AfterPay has become the latest big name to declare in that they are “in dialogue” with the regulator, AUSTRAC. Other major players to use similar wording in the Annual Reports or other formal communications include National Australia Bank, Bank of Queensland and of course the Commonwealth Bank of Australia.
At the recent Australian Regulatory Summit, AUSTRAC Deputy CEO Regulatory Strategy, Peter Soros was clear with his message “You will see enforcement action from AUSTRAC in the year ahead.”
So, what do you do if you find yourself in the sights of the regulator who has now tasted blood?
1. Know your ‘current state’
Australia is over 12 years into this regulatory environment and organisations of all shapes and sizes should have a well developed AML/CTF Program which is implemented effectively throughout. Make no mistake, that is the expectation.
The purpose of a regular independent review is to help you understand the strengths and weaknesses of your systems so that improvements can be made. So, after 12 years there should be a reasonable expectation that your organisation has had maybe 5 or 6 independent reviews by now. Large and complex organisations should be doing an annual review. These reviews should help you understand the current state of the levels of compliance throughout the organisation.
If you have had less than 5 independent reviews or haven’t had a review in the past 2 years, then it will be difficult to answer questions from the regulator about your “current state” and will leave you at risk of regulatory non-compliance.
2. Have a well informed Board
AUSTRAC will expect that your Board is well informed on the current state of your AML/CTF regime.
The AML Compliance Officer should have a clear communication line to the Board and be able to demonstrate to the regulator the different topics that have been discussed. If the Board isn’t well informed about any shortcomings identified during independent reviews, or any self-identified problems then they can’t be expected to allocate budget to initiate remedial action.
Understandably this may be easier said than done, as it’s not uncommon for a Board to be primarily interested in the ‘good news’ stories rather than the compliance concerns. Nonetheless a good AMLCO should have the strength of character, and indeed the Board-provided freedom, to say what needs to be said.
Wilful blindness of the Board is not an acceptable excuse.
3. Have a clear plan
Mistakes happen – we all know and accept that. The important thing is what happens next as this is what AUSTRAC will be truly interested in. Peter Soros mentioned that many organisations had “looked under the hood and identified failings and shortcomings in their systems.” The smart ones have self-declared these to the regulator, along with a clearly articulated remediation plan.
The development of a clear remediation plan is particularly important where an organisation has identified a serious non-compliance. In recent years, AUSTRAC have examined the KYC implementation of organisations and have found many to be wanting. Customer databases are obviously the linchpin of any organisation and often very large in size – even a small to medium sized remittance company can have thousands of customers. If your KYC process hasn’t been properly implemented for the past 12 years then there could be a sizeable piece of remediation work to address.
AUSTRAC will expect to see that you have developed a Remedial Action Plan and taken positive action towards the successful completion, not just a plan for a plan. Your plan should have a single point of responsibility (often the AMLCO), clear milestones nominated and a sufficient budget for the human and technology resources required. Make no mistake, remediation is expensive and the budget should be appropriate.

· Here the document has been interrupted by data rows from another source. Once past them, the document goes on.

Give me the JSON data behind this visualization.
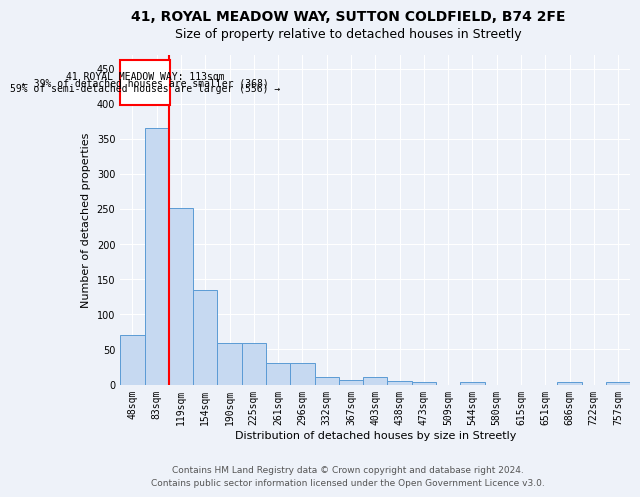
{
  "title": "41, ROYAL MEADOW WAY, SUTTON COLDFIELD, B74 2FE",
  "subtitle": "Size of property relative to detached houses in Streetly",
  "xlabel": "Distribution of detached houses by size in Streetly",
  "ylabel": "Number of detached properties",
  "categories": [
    "48sqm",
    "83sqm",
    "119sqm",
    "154sqm",
    "190sqm",
    "225sqm",
    "261sqm",
    "296sqm",
    "332sqm",
    "367sqm",
    "403sqm",
    "438sqm",
    "473sqm",
    "509sqm",
    "544sqm",
    "580sqm",
    "615sqm",
    "651sqm",
    "686sqm",
    "722sqm",
    "757sqm"
  ],
  "values": [
    70,
    365,
    252,
    135,
    59,
    59,
    30,
    30,
    10,
    7,
    10,
    5,
    4,
    0,
    4,
    0,
    0,
    0,
    3,
    0,
    3
  ],
  "bar_color": "#c6d9f1",
  "bar_edge_color": "#5b9bd5",
  "annotation_box_text_line1": "41 ROYAL MEADOW WAY: 113sqm",
  "annotation_box_text_line2": "← 39% of detached houses are smaller (368)",
  "annotation_box_text_line3": "59% of semi-detached houses are larger (556) →",
  "annotation_box_color": "white",
  "annotation_box_edge_color": "red",
  "property_line_color": "red",
  "ylim": [
    0,
    470
  ],
  "yticks": [
    0,
    50,
    100,
    150,
    200,
    250,
    300,
    350,
    400,
    450
  ],
  "footer1": "Contains HM Land Registry data © Crown copyright and database right 2024.",
  "footer2": "Contains public sector information licensed under the Open Government Licence v3.0.",
  "bg_color": "#eef2f9",
  "plot_bg_color": "#eef2f9",
  "title_fontsize": 10,
  "subtitle_fontsize": 9,
  "axis_label_fontsize": 8,
  "tick_fontsize": 7,
  "footer_fontsize": 6.5,
  "annotation_fontsize": 7
}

A common cliché to consider at this stage is – “while there is a cost for compliance, the cost for non-compliance is significantly more.”
4. Have a good attitude
Ok, so you’re neck high in the doggie doo-doo (not a technical term) and now you have to be nice about it. Why – you ask? In my spare time I coach my son’s rugby union team and a key lesson for kids is to understand that the referee must be respected, because if you upset the referee he/she can make the rest of the game very difficult for you. It’s a good idea to remember that lesson when dealing with the regulator.
It would be a wise decision to go ‘cap in hand’ and seek forgiveness and assistance rather than take a combative stance. Again, we can look at the messages from AUSTRAC who have repeatedly stated that they are more interested in attacking the criminals rather than the reporting entities.
So, take an attitude of genuine commitment to remediating any and all non-compliance issues in a diligent and timely manner. If your remediation plan falls behind schedule, be prepared to provide a good story which shows any genuine issues which have impacted on the execution of the plan and how you have taken action to get back on track with the plan.
These tips will not guarantee that you will escape punishment, but they should put you in a good position to ensure a collaborative approach to non-compliance resolution with the regulator. Remember, you want the referee to be on your side so that you don’t lose the penalty count.
*Note: this does not constitute legal advice and you should seek professional legal advice if engaged with the regulator.